Diese Veranstaltung ist für Lehrkräfte, Eltern und Schüler geeignet.   

 


"ADHS" im Kindergarten und Schule 

 

Die Diagnose "ADHS" wird in Deutschland immer häufiger gestellt. Aber hat wirklich jeder Junge, der unruhig ist, dazwischen ruft oder bei Brettspielen nicht warten kann, bis er an der Reihe ist, wirklich ADHS? 

 

In dieser Veranstaltung wird auf folgende Fragestellungen eingegangen: Was versteht man eigentlich unter ADHS? Welche Symptome zeigen betroffene Kinder/Jugendliche? Was geschieht im Rahmen der psychologischen Diagnostik? Was kann man konkret zu Hause, an der Schule oder im Kindergarten zur Unterstützung tun? 

 

Es werden zudem verschiedene Materialien und Förderprogramme im Rahmen einer Lerntheke präsentiert, die Anregungen/Hilfestellung geben sollen, um auf das Verhalten von Kindern mit ADHS angemessen reagieren zu können.

 


Hochbegabung - Modelle, Mythen, Mensa 

 

„Die individuelle Förderung der Schülerinnen und Schüler ist das Leitprinzip des bayerischen Bildungswesens.“ (Stiftung Bildungspakt Bayern). Jeder Schüler hat somit das Recht, entsprechend seiner Fähigkeiten gefördert zu werden.

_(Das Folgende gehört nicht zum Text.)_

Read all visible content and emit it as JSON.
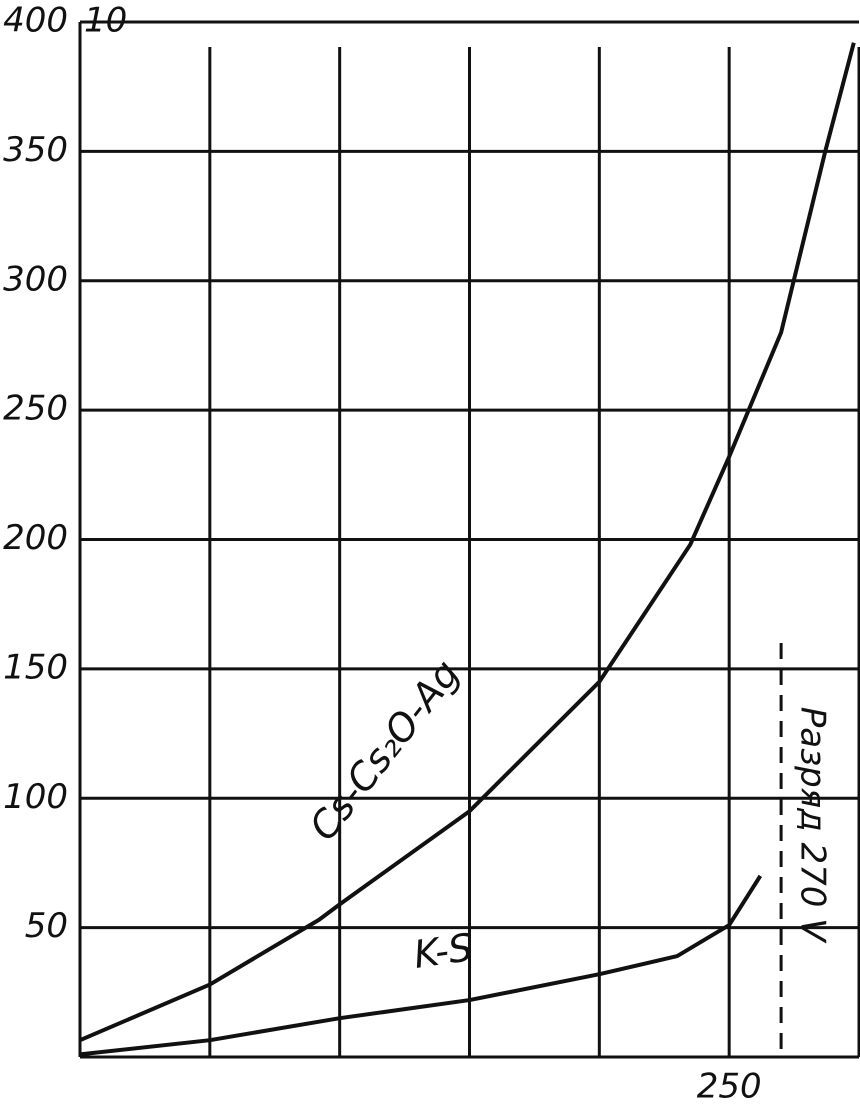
{
  "chart_data": {
    "type": "line",
    "series": [
      {
        "name": "Cs-Cs₂O-Ag",
        "color": "#111111",
        "x": [
          0,
          50,
          92,
          100,
          150,
          200,
          235,
          250,
          270,
          287,
          298
        ],
        "values": [
          6.5,
          28,
          53,
          59,
          95,
          145,
          198,
          232,
          280,
          350,
          392
        ]
      },
      {
        "name": "K-S",
        "color": "#111111",
        "x": [
          0,
          50,
          100,
          150,
          200,
          230,
          250,
          262
        ],
        "values": [
          1,
          6.5,
          15,
          22,
          32,
          39,
          51,
          70
        ]
      }
    ],
    "xlim": [
      0,
      300
    ],
    "xticks": [
      {
        "value": 50,
        "label": null
      },
      {
        "value": 100,
        "label": null
      },
      {
        "value": 150,
        "label": null
      },
      {
        "value": 200,
        "label": null
      },
      250,
      {
        "value": 300,
        "label": null
      }
    ],
    "ylim": [
      0,
      400
    ],
    "yticks": [
      50,
      100,
      150,
      200,
      250,
      300,
      350,
      400
    ],
    "grid": true,
    "annotations": [
      "10"
    ],
    "vline": {
      "x": 270,
      "label": "Разряд 270 V"
    }
  }
}
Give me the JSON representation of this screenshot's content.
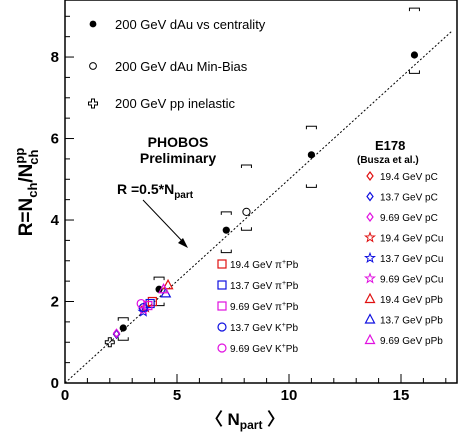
{
  "chart_data": {
    "type": "scatter",
    "xlabel_pre": "〈 N",
    "xlabel_sub": "part",
    "xlabel_post": " 〉",
    "ylabel_main": "R=N",
    "ylabel_sub1": "ch",
    "ylabel_mid": "/N",
    "ylabel_sup": "pp",
    "ylabel_sub2": "ch",
    "xlim": [
      0,
      17.5
    ],
    "ylim": [
      0,
      9.4
    ],
    "xticks": [
      0,
      5,
      10,
      15
    ],
    "yticks": [
      0,
      2,
      4,
      6,
      8
    ],
    "annotation_main": "PHOBOS",
    "annotation_sub": "Preliminary",
    "fit_label_pre": "R =0.5*N",
    "fit_label_sub": "part",
    "fit_line": {
      "slope": 0.5,
      "intercept": 0
    },
    "e178_title": "E178",
    "e178_subtitle": "(Busza et al.)",
    "phobos_legend": [
      {
        "label": "200 GeV dAu vs centrality",
        "marker": "filled-circle"
      },
      {
        "label": "200 GeV dAu  Min-Bias",
        "marker": "open-circle"
      },
      {
        "label": "200 GeV pp inelastic",
        "marker": "open-cross"
      }
    ],
    "series": [
      {
        "name": "200 GeV dAu vs centrality",
        "marker": "filled-circle",
        "color": "#000000",
        "x": [
          2.6,
          4.2,
          7.2,
          11.0,
          15.6
        ],
        "y": [
          1.35,
          2.3,
          3.75,
          5.6,
          8.05
        ]
      },
      {
        "name": "200 GeV dAu  Min-Bias",
        "marker": "open-circle",
        "color": "#000000",
        "x": [
          8.1
        ],
        "y": [
          4.2
        ]
      },
      {
        "name": "200 GeV pp inelastic",
        "marker": "open-cross",
        "color": "#000000",
        "x": [
          2.0
        ],
        "y": [
          1.0
        ]
      },
      {
        "name": "19.4 GeV pC",
        "marker": "diamond",
        "color": "#e01010",
        "x": [
          2.3
        ],
        "y": [
          1.2
        ]
      },
      {
        "name": "13.7 GeV pC",
        "marker": "diamond",
        "color": "#1010e0",
        "x": [
          2.3
        ],
        "y": [
          1.2
        ]
      },
      {
        "name": "9.69 GeV pC",
        "marker": "diamond",
        "color": "#e010e0",
        "x": [
          2.3
        ],
        "y": [
          1.22
        ]
      },
      {
        "name": "19.4 GeV pCu",
        "marker": "star",
        "color": "#e01010",
        "x": [
          3.6
        ],
        "y": [
          1.85
        ]
      },
      {
        "name": "13.7 GeV pCu",
        "marker": "star",
        "color": "#1010e0",
        "x": [
          3.5
        ],
        "y": [
          1.75
        ]
      },
      {
        "name": "9.69 GeV pCu",
        "marker": "star",
        "color": "#e010e0",
        "x": [
          3.5
        ],
        "y": [
          1.8
        ]
      },
      {
        "name": "19.4 GeV pPb",
        "marker": "triangle",
        "color": "#e01010",
        "x": [
          4.6
        ],
        "y": [
          2.4
        ]
      },
      {
        "name": "13.7 GeV pPb",
        "marker": "triangle",
        "color": "#1010e0",
        "x": [
          4.5
        ],
        "y": [
          2.2
        ]
      },
      {
        "name": "9.69 GeV pPb",
        "marker": "triangle",
        "color": "#e010e0",
        "x": [
          4.4
        ],
        "y": [
          2.3
        ]
      },
      {
        "name": "19.4 GeV π+Pb",
        "marker": "square",
        "color": "#e01010",
        "x": [
          3.9
        ],
        "y": [
          2.0
        ]
      },
      {
        "name": "13.7 GeV π+Pb",
        "marker": "square",
        "color": "#1010e0",
        "x": [
          3.8
        ],
        "y": [
          1.95
        ]
      },
      {
        "name": "9.69 GeV π+Pb",
        "marker": "square",
        "color": "#e010e0",
        "x": [
          3.7
        ],
        "y": [
          1.9
        ]
      },
      {
        "name": "13.7 GeV K+Pb",
        "marker": "circle",
        "color": "#1010e0",
        "x": [
          3.5
        ],
        "y": [
          1.85
        ]
      },
      {
        "name": "9.69 GeV K+Pb",
        "marker": "circle",
        "color": "#e010e0",
        "x": [
          3.4
        ],
        "y": [
          1.95
        ]
      }
    ],
    "error_brackets": [
      {
        "x": 2.6,
        "lo": 1.05,
        "hi": 1.6
      },
      {
        "x": 4.2,
        "lo": 1.9,
        "hi": 2.6
      },
      {
        "x": 7.2,
        "lo": 3.2,
        "hi": 4.2
      },
      {
        "x": 8.1,
        "lo": 3.75,
        "hi": 5.35
      },
      {
        "x": 11.0,
        "lo": 4.8,
        "hi": 6.3
      },
      {
        "x": 15.6,
        "lo": 7.6,
        "hi": 9.2
      }
    ],
    "beam_legend": [
      {
        "energy": "19.4 GeV",
        "particle": "π",
        "charge": "+",
        "target": "Pb",
        "marker": "square",
        "color": "#e01010"
      },
      {
        "energy": "13.7 GeV",
        "particle": "π",
        "charge": "+",
        "target": "Pb",
        "marker": "square",
        "color": "#1010e0"
      },
      {
        "energy": "9.69 GeV",
        "particle": "π",
        "charge": "+",
        "target": "Pb",
        "marker": "square",
        "color": "#e010e0"
      },
      {
        "energy": "13.7 GeV",
        "particle": "K",
        "charge": "+",
        "target": "Pb",
        "marker": "circle",
        "color": "#1010e0"
      },
      {
        "energy": "9.69 GeV",
        "particle": "K",
        "charge": "+",
        "target": "Pb",
        "marker": "circle",
        "color": "#e010e0"
      }
    ],
    "e178_legend": [
      {
        "label": "19.4 GeV pC",
        "marker": "diamond",
        "color": "#e01010"
      },
      {
        "label": "13.7 GeV pC",
        "marker": "diamond",
        "color": "#1010e0"
      },
      {
        "label": "9.69 GeV pC",
        "marker": "diamond",
        "color": "#e010e0"
      },
      {
        "label": "19.4 GeV pCu",
        "marker": "star",
        "color": "#e01010"
      },
      {
        "label": "13.7 GeV pCu",
        "marker": "star",
        "color": "#1010e0"
      },
      {
        "label": "9.69 GeV pCu",
        "marker": "star",
        "color": "#e010e0"
      },
      {
        "label": "19.4 GeV pPb",
        "marker": "triangle",
        "color": "#e01010"
      },
      {
        "label": "13.7 GeV pPb",
        "marker": "triangle",
        "color": "#1010e0"
      },
      {
        "label": "9.69 GeV pPb",
        "marker": "triangle",
        "color": "#e010e0"
      }
    ]
  }
}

In der Lehrerbildung und im Zuge der Inklusion liegt der Fokus der Bemühungen häufig auf der Unterstützung schwächerer Schüler, während die Schaffung eines adäquaten Lernangebotes für begabte Schüler zu kurz kommt. Was kann dagegen getan werden? 

 

Hochbegabung hat viele Gesichter: vom Spitzenschüler bis hin zum Schulverweigerer – der Blick ins Zeugnis allein ist nicht aussagekräftig. Der Vortrag behandelt daher zunächst wie Hochbegabung erkannt und diagnostiziert wird. Außerdem wird erläutert, warum manche Kinder ihr Potential nicht voll ausschöpfen können und trotz hoher Begabung Schulleistungsprobleme haben. Anschließend wird darauf eingegangen, wie solche „Risiken“ durch eine vielseitige, abwechslungsreiche Förderung umschifft werden können. Dazu werden Eltern und Lehrkräften konkrete, im Alltag leicht umsetzbare Maßnahmen für Kinder und Jugendliche vom Vorschul- bis zum Oberstufenalter an die Hand gegeben. Auch das Thema Lerncoaching (Lernen lernen) und Motivationsförderung wird behandelt. Viele Materialien können vor Ort eingesehen und ausprobiert werden.

 

Dieser Vortrag/Workshop ist für Lehrkräfte, Eltern und Betroffene geeignet. 

 


Lese- und Rechtschreibprobleme bei Kindern und Jugendlichen 


Die Einschulung eines Kindes stellt in Hinblick auf den Schriftspracherwerb nicht die „Stunde Null“ dar. Stattdessen knüpft das Erlernen des Lesens und Schreibens an zahlreiche, sich bereits im Kindergartenalter entwickelnde,  phonologische Vorläuferfähigkeiten an. Dabei  kommt  den phonologischen Informationsverarbeitungsprozessen eine besondere  Bedeutung zu. Sie bilden  das Fundament  des erfolgreichen 

Schriftspracherwerbs  und  können  durch gezielte und frühzeitige Förderung maßgeblich verbessert werden,  was  das Risiko  von  Lese-Rechtschreibproblemen  im Schulalter deutlich senkt. In  dieser Fortbildung  wird  zunächst  ein kurzer 

theoretischer Abriss  über den aktuellen

Forschungsstand gegeben.  Anschließend werden bewährte Diagnoseverfahren 

zur Früherkennung von „Risikokindern“ vorgestellt, die von Lehrkräften sowie von Erzieherinnen eigenverantwortlich  durchgeführt  werden können. 


Bei Bedarf werden am Ende wirksame Programme im Rahmen einer Lerntheke präsentiert, mit welchen betroffenen Kindern/Jugendlichen im Alltag passgenau geholfen werden kann.